Вадим Месяц Стихи четырнадцатого года
Опубликовано в журнале Волга, номер 1, 2016
Вадим Месяц Стихи четырнадцатого года. – М.: Водолей, 2015. – 254 с.
Поэтика Вадима Месяца (а его путь
продолжается уже около тридцати лет) все время казалась мне растянутой между
несколькими полюсами.
С одной стороны –
очень крепко слепленные, напористые, чувственные, полные плоти, динамики,
темперамента, но временами, может быть, слишком плотные и напористые – в ущерб
дыханию! – чисто лирические вещи.
С другой – стихи,
где чувство выражается с беззащитной «наивной»

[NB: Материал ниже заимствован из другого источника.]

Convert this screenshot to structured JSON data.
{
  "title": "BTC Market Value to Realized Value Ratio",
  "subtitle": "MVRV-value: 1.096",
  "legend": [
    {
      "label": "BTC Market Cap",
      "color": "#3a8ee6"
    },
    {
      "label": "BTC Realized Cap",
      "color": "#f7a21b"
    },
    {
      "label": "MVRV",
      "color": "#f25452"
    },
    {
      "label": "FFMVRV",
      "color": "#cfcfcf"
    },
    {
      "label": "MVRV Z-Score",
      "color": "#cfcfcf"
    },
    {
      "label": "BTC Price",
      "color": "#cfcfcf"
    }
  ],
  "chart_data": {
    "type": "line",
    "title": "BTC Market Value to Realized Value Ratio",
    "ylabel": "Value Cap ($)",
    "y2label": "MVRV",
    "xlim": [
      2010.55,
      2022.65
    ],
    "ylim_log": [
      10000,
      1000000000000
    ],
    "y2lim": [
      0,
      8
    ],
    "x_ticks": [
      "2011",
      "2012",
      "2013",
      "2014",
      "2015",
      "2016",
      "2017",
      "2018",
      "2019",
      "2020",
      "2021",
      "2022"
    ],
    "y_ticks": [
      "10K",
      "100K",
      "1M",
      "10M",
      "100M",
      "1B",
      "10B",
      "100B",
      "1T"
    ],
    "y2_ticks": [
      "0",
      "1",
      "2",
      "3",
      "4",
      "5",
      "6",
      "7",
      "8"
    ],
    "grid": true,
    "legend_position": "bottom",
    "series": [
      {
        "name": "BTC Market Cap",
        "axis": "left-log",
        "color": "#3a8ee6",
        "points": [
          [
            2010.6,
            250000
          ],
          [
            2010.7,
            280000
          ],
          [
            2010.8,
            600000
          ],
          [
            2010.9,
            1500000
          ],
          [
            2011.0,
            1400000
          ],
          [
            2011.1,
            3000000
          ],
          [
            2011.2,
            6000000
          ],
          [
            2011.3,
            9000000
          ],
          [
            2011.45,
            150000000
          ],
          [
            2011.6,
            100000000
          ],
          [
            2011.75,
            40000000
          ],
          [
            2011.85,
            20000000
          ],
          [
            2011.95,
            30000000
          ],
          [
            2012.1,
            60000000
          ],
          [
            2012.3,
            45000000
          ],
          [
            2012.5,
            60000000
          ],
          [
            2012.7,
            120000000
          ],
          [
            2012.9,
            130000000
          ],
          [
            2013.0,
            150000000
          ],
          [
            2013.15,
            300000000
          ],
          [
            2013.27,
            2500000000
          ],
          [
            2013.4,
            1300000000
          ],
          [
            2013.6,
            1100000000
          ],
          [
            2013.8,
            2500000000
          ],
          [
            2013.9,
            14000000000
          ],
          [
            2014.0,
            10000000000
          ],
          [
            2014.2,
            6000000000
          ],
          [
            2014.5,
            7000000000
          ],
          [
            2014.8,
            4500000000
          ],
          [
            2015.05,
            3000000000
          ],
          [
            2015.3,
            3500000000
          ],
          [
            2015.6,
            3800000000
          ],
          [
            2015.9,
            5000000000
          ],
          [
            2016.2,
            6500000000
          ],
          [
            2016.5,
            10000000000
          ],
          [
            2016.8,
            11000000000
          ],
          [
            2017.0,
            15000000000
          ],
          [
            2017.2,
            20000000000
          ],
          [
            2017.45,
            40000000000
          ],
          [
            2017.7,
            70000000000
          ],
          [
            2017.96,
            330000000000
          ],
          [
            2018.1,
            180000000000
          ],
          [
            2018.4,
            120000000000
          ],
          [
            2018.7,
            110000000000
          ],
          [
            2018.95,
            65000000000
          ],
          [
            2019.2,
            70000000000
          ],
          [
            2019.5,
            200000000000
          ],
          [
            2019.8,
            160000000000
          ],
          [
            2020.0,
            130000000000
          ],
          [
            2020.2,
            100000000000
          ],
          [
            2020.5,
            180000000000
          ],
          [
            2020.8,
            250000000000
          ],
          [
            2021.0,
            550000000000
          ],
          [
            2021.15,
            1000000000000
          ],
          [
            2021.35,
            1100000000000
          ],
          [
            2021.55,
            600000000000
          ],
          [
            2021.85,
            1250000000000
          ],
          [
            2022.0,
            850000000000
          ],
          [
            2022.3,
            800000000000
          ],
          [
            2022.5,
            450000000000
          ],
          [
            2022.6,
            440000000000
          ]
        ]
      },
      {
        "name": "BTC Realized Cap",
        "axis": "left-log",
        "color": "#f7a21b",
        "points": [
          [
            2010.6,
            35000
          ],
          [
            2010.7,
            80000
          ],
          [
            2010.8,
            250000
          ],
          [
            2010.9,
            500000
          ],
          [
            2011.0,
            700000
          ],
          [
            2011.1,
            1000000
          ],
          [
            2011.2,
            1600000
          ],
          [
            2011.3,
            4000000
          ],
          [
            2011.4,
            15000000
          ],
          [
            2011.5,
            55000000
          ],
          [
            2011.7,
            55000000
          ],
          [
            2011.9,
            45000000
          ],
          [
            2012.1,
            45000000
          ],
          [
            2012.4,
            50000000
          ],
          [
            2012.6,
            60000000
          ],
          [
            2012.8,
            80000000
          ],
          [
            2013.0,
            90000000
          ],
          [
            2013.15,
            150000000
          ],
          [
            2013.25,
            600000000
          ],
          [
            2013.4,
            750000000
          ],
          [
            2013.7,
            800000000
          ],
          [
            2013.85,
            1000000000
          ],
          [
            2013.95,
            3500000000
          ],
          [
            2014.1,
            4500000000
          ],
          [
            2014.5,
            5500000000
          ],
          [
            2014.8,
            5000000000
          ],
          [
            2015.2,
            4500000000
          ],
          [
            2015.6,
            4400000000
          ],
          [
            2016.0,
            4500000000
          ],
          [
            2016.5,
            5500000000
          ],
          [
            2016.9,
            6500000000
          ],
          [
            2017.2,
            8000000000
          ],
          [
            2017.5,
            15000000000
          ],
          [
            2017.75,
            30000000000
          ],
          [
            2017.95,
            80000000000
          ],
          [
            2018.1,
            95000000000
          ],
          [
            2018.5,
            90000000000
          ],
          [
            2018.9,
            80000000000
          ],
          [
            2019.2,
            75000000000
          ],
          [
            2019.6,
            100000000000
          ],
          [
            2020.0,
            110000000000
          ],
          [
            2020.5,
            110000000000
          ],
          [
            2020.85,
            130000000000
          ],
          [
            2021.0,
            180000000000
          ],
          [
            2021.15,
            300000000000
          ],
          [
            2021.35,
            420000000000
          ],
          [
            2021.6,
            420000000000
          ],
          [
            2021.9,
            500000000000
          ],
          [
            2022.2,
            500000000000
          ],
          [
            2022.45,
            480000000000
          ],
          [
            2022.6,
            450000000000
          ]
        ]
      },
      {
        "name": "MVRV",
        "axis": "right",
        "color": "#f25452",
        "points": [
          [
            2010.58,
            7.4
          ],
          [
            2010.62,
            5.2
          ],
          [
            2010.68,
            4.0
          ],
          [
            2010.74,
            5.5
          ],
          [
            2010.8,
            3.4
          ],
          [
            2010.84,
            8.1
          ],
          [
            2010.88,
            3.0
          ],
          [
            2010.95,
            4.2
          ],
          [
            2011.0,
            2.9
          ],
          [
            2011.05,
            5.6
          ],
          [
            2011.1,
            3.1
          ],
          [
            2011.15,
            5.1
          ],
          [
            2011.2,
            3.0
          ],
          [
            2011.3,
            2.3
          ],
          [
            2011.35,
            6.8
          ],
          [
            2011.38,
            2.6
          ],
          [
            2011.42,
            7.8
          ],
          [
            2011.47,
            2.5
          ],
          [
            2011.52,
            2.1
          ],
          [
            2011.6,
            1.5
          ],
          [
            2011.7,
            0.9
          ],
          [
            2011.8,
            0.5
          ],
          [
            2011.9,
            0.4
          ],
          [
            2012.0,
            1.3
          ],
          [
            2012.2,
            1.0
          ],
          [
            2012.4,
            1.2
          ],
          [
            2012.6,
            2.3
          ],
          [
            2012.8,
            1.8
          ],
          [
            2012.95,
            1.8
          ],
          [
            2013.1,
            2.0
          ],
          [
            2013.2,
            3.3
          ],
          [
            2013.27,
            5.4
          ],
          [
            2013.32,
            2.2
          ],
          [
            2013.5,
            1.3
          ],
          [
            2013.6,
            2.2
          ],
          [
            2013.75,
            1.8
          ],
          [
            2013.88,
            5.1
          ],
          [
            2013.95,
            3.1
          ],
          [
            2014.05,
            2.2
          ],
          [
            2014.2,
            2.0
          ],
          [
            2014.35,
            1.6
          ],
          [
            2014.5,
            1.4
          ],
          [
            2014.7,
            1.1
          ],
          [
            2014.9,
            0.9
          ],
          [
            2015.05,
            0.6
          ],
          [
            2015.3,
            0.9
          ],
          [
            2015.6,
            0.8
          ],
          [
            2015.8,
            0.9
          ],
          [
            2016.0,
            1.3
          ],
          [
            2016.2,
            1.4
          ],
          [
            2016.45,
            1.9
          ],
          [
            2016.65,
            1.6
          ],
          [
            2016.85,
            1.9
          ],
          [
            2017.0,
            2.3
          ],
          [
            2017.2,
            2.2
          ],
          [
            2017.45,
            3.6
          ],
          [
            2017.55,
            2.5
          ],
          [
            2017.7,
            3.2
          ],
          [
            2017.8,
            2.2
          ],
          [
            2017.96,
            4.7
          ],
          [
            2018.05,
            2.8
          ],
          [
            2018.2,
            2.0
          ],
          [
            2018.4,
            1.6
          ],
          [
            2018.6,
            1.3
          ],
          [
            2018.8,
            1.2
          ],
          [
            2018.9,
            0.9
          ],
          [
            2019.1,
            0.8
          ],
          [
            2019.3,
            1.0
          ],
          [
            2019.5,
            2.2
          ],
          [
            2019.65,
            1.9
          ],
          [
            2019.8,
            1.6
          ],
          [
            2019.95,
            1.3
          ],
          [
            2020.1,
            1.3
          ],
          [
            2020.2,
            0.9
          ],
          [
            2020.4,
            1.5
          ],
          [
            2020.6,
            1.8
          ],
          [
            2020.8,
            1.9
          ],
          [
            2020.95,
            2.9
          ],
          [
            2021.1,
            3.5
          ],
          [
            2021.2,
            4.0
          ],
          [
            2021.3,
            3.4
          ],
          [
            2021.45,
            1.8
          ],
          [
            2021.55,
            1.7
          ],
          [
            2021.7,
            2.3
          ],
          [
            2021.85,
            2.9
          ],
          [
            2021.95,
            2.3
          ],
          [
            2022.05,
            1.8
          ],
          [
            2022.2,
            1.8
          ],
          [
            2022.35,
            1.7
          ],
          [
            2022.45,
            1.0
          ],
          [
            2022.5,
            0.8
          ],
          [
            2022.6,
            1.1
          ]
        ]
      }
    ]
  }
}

прямотой – есть у Месяца и такие.
С третьей – эпические фрагменты на
условной «древнегерманской» основе, псевдомифологические
конструкты.
С третьей – песни (здесь Месяц всегда
был особенно обаятелен).
С четвертой – тексты более холодные,
отстраненные, «западные», обычно верлибрические.
Но, конечно, за всем этим стоит одна
поэтическая индивидуальность. Это – проекции ее на разные плоскости.
Что же изменилось?
В новой книге, включающей стихи одного
года (но их более 200 – завидный год!), происходит сближение, соединение этих
проекций в рамках одного текста. И текст обретает гораздо
большую, чем прежде, гармоническую объемность.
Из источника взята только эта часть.